I asked Kape to choose her favourite poems from each category.
Without further ado, here are the prize winners from the Te Tairawhiti Poetry Competition.
First place winner in the Open section, receiving a $100 voucher kindly donated from Warehouse Stationery, is Helayna Ruifrok for WOULD WE HAVE NOTICED?
Kape said the questioning title drew her attention, gave the poem energy and gave it a natural path of progression.
“Why should we notice? That’s our next question,” said Kape.
“The poet goes on to show us the many ways we might be noticing but which in our busy lives we so often miss.
“She presents her poem as a blessing without actually using that word. That’s poetic skill. There are some stunning lines here, like:
Would we have noticed or even
understood,
the subtleties of change and
the intricacies of good?
“The repetition of that question ‘I wonder . . . would we have noticed’, is gentle and respectful of the reader’s place in the poem, in the world in general.
“Yes, the world has changed and though this poem is an address to the season, it is much more than that.
“Though we may be troubled by the changes in the world of humans, we have playful tui, the creek, lambs who know none of our cares.
“A kind conversation with herself and us. Beautiful poem.”
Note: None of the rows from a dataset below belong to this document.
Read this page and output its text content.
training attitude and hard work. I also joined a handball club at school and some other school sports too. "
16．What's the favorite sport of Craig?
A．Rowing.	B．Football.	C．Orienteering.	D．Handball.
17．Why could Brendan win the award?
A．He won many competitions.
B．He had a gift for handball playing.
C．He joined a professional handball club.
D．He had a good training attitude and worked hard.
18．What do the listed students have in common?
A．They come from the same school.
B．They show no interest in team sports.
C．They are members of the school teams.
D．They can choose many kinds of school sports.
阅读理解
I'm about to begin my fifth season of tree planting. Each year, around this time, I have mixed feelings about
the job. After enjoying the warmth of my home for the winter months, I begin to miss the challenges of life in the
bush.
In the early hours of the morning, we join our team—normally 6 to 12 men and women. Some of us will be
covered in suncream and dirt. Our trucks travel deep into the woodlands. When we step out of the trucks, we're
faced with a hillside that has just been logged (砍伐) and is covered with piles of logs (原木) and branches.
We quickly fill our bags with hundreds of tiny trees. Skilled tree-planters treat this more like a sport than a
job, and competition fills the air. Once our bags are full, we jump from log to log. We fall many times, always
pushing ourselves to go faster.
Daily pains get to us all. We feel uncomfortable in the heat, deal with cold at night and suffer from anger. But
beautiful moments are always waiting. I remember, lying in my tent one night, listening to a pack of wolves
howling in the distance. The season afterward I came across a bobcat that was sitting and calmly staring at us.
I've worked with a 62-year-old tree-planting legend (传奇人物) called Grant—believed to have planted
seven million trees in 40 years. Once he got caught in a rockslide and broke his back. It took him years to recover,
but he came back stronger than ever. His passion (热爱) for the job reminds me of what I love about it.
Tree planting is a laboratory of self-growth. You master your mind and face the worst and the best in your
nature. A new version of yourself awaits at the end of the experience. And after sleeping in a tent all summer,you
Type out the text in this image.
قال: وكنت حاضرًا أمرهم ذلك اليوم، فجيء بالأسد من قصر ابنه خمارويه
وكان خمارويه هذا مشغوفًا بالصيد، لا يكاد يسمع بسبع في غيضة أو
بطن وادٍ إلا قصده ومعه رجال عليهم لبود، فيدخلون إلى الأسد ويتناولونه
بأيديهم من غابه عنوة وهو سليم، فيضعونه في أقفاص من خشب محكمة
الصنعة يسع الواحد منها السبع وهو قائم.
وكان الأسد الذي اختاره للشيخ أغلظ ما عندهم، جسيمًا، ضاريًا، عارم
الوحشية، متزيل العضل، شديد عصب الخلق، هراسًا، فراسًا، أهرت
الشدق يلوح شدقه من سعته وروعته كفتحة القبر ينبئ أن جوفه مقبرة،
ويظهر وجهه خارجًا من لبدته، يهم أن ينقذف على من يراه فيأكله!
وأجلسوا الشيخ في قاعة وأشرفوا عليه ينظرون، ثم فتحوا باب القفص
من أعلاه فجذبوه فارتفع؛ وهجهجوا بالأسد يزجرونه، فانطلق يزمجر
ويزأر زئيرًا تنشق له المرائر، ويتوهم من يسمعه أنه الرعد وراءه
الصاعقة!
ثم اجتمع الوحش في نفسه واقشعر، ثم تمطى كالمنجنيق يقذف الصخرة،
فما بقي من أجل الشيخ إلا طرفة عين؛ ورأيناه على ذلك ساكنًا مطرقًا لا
Kape also had two honourable mentions.
She said I Feel You Spring by Wanda Thompson-Keil takes readers with the poet in her sensing the new season.
“She has us working it out as if we are there in the room with her. This poem just warmed my heart.”
The second was LOCKY D TWENTY ONE by Emma, which Kape called risk-taking, funny, and enjoyably self-deprecating.
“A unique poem. Is the poet taking the piss of poetry? Of course, and she does it because she knows that is what poetry can do.”
In the Rangatahi section there were two prize winners.
"Come Back Golden Hypnosis by Amy Adcock is a mature and highly commendable poem, written with colour, rhythm and energy," said Kape.
And 7am by Sam Mason-Green, a poem Kape said she read several times over with the work growing on her with each read, was also a winner.
Both have won family passes to minigolf at the Gisborne i-SITE, thanks to Trust Tairawhiti.
Thank you to everyone who submitted, or kept their poems to themselves, those who encouraged others to write, Warehouse Stationery and Trust Tairawhiti for the prizes, and, of course, to the readers.